Вот так идиотка! Вчера целый день вязала, почти закончила, а сегодня не могу заставить себя взяться за работу. В голове ветер и какое-то странное настроение. Тянет петь и одновременно плакать – разреветься, громко, в голос, как в детстве. За окном солнышко сияет, и мне так хочется туда: подставить под его лучи лоб и щеки, наступить в лужу на тротуаре, синюю оттого, что в ней отражается небо. Хочется, хочется…
Я откладываю в сторону вязание. Ну его к черту! Эти надоевшие до смерти шарфы и рукавицы. Разве стала бы я заниматься этим, не будь того страшного дня? Нет, я мечтала совсем о другом. Свет прожекторов, сцена, глаза зрителей, направленные на меня, только на меня одну. Я выхожу из-за кулис, в красивом, блестящем платье, не спеша кланяюсь и иду к роялю. Сажусь за него, и зал замирает. Он видит только мои руки, неподвижно застывшие на клавишах. Он ждет. Я делаю глубокий вздох. Мои пальцы осторожно трогают клавиатуру. Первые робкие аккорды.
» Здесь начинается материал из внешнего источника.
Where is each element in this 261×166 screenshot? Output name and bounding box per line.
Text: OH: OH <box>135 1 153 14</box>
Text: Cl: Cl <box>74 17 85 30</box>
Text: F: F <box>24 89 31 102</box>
Они точно нащупывают невидимые нити, из которых рождается дивной красоты мелодия. Она моя, эта мелодия, лишь моя, рожденная в самой глубине сердца, посвященная тому, кто мне дороже всего на свете.
Я чувствую, как слушает зал. Ни шороха, ни скрипа. Никто не кашляет, не шепчется. Все превратились в единый организм, который жадно впитывает в себя звуки рояля. И я играю, играю, ощущая себя непростительно счастливой…
За окном громко каркает ворона. Я вздрагиваю и спускаюсь с небес. Что-то замечталась я, ни к чему хорошему это не приведет. Зачем растравливать себя в очередной раз? Мои пальцы давно забыли ощущение клавиш. Они всегда холодные, а для того, чтобы играть, нужно, чтобы руки были теплыми, почти горячими. Да и сама я почти не помню волшебную мелодию. Зато знаю, как считать петли – и в этом есть высший смысл.
Ни о чем не нужно жалеть. Так говорила мне психолог Лиза. Она права. Теперь я хорошо ее понимаю. Прошлого уже нет, будущего еще нет. Есть только сегодняшний день, синяя лужа на асфальте, дерущиеся во дворе воробьи, мокрая кора березы. А еще – у меня есть Галка и Алиса, есть окно, в которое видно капельку большого мира. Есть спицы и мохнатый клубок шерсти. А спущенные петли мы сейчас подправим: «две лицевые, одна изнаночная, две лицевые… одна…».
15
Никита Кузьмич старался выполнять обещания, данные Куролесову. Он соблюдал режим, рано ложился, полноценно питался и добросовестно заматывал шею тёплым шарфом, перед тем, как идти на улицу. Однако чувствовал он себя по-прежнему неважно. Кашель так до конца и не прошёл, и по вечерам его немного лихорадило. Он сильно похудел, и его любимый свитер, некогда связанный Надеждой Сергеевной, стал болтаться как на вешалке. Шоколад же, напротив, здорово подрос, окреп и выглядел превосходно. Шерсть его сияла и лоснилась, глаза весело блестели, он оглушительно лаял на всю квартиру, едва заслышав шум за дверью, и все время рвался гулять. Никита Кузьмич, превозмогая немощность, выходил с ним на бульвар дважды в день. Иногда к ним присоединялся пожилой сосед-собачник с суетливым и злобным мопсом на поводке. Тот тоже недавно овдовел, и им с Никитой было что обсудить. Они медленно брели по тротуару и горестно сетовали на несправедливую жизнь.
В одну из таких прогулок у Никиты Кузьмича зазвонил телефон. Он глянул на табло – незнакомый номер.